Around the world, 700 million people suffer from hearing loss. That’s a lot of people – 10% of the global population. But are they all suffering from the same type of hearing loss?
Of course, hearing loss happens gradually and progressively over time, meaning there’s a spectrum of different hearing losses, from mild to profound. There are also two different broad types of hearing loss, sensorineural and conductive.
What are they and why does it matter to you? Read on to find out.
Sensorineural hearing loss
Also known as SNHL, sensorineural hearing loss is the most common form of hearing loss, accounting for around 90% of cases. Sensorineural hearing loss can be managed, but not cured.
Sensorineural hearing loss is an umbrella term for a group of inner ear and neurological symptoms and conditions. Split the word ‘sensorineural’ in two and you get an idea of what they are: the ‘sensory’ part includes damage to the cochlea hair cells that absorb sound vibration, while ‘neural’ refers to problems with the vestibulocochlear nerve, which transmits sound and balance information to the brain.
The symptoms of SNHL include: Difficulty picking out speech against noisy backgrounds. Difficulty understanding speech on the telephone. Certain sounds are too loud. Trouble hearing certain speech sounds, especially fricatives and sibilant fricatives (including ‘f’, ‘th’, ‘s’, and ‘ch’ sounds). Difficulty detecting the source or direction of a sound.
What are the specific conditions that fall into the sensorineural category?
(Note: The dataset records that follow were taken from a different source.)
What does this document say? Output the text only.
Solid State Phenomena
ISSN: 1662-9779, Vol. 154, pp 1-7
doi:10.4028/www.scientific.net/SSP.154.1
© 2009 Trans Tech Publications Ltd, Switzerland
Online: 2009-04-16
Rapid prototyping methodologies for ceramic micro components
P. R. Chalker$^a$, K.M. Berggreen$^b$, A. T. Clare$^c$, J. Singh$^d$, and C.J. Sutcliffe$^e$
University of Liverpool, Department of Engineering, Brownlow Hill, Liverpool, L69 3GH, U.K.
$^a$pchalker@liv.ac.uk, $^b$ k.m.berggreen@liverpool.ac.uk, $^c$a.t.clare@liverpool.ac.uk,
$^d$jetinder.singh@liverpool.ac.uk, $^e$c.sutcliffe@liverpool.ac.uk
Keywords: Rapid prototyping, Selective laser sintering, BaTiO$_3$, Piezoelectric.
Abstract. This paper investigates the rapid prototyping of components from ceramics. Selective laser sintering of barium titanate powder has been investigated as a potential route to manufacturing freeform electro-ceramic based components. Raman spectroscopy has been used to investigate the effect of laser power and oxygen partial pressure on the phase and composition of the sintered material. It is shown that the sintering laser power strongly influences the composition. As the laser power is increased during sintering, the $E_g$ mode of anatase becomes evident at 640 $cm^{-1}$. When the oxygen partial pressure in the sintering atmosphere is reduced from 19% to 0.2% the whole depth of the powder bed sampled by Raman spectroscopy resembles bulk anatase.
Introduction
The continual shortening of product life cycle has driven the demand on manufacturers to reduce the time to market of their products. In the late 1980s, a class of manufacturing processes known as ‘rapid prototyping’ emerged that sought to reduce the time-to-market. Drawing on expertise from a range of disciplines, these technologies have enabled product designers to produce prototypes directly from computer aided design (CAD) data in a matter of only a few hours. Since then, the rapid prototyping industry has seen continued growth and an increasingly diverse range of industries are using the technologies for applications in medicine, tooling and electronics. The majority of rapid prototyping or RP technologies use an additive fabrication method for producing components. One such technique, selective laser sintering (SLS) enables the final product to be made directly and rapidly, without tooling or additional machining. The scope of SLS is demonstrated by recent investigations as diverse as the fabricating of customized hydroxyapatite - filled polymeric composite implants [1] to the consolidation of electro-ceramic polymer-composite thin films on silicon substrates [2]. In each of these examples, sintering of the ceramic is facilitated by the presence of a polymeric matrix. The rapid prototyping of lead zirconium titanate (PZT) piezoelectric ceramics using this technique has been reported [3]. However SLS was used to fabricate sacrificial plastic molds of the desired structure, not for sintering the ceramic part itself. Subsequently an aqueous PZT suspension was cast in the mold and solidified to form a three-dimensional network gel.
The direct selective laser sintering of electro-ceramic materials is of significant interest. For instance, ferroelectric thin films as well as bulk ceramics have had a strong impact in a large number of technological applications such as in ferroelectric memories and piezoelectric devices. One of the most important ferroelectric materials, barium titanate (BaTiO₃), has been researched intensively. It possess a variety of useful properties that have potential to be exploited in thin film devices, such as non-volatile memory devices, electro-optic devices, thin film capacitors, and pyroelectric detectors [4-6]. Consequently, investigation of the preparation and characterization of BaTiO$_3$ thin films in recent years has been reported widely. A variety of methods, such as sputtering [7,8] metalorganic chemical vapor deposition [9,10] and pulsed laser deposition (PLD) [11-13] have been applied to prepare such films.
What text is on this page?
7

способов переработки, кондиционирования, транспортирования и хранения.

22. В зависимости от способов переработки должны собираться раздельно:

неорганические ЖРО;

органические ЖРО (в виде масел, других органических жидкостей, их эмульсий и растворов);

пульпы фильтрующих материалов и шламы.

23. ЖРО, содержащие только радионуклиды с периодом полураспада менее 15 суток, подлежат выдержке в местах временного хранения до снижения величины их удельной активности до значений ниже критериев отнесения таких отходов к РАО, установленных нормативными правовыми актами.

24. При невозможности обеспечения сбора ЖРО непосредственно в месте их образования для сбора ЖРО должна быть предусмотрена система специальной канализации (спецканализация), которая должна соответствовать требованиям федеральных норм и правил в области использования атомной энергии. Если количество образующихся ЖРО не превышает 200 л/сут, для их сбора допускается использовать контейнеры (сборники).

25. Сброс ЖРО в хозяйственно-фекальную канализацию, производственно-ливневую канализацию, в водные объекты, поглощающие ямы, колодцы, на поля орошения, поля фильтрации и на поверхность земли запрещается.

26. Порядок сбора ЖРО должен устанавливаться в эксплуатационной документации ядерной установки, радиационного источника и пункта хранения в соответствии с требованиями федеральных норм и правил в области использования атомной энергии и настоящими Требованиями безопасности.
Presbycusis – also known as age-related hearing loss, this the most common cause of hearing loss. The hair cells within the inner naturally degrade over time, typically from the age of 40 onwards; 40% of over-50s experience some hearing loss. By 80, many people face significant hearing loss.
Noise-induced hearing loss (NIHL) – the hair cells inside your ears are delicate, and long-term exposure to loud noises can damage them irrevocably.
Head injuries or viral infections (such as mumps, measles or rubella) – can damage either the vestibulocochlear nerve or the cochlea, causing permanent or temporary hearing loss.
Diseases such as meningitis and encephalitis – causing damage to the cochlea.
Conductive hearing loss
Conductive hearing loss covers a range of conditions that block or partially obstruct sound waves from entering the middle ear, eardrum or outer ear. In many cases, conductive hearing loss can be treated, although some conditions can be permanent.
The symptoms can vary from mild hearing loss to pain in the ear:
Sounds seem faint or muffled. Low, bassy frequencies are harder to discern. Young children may have difficulty understanding speech or responding to prompts. Some conductive hearing loss conditions, like otitis media, can be painful.
Conductive hearing loss includes a range of conditions, including:
Excessive cerumen – too much earwax in your ear. An object trapped in the ear. A perforated eardrum. Exostoses – a bone growth inside the ear canal. Otosclerosis – calcification of the middle ear bones. Otitis externa – infection or irritation of the outer ear. Otitis media – inflammation of the middle ear, sometimes accompanied by ‘glue ear’. Stenosis or atresia – a narrowing or blockage of the ear canal. Swelling or dysfunction of the eustachian tube (which maintains the balance of pressure in the ear).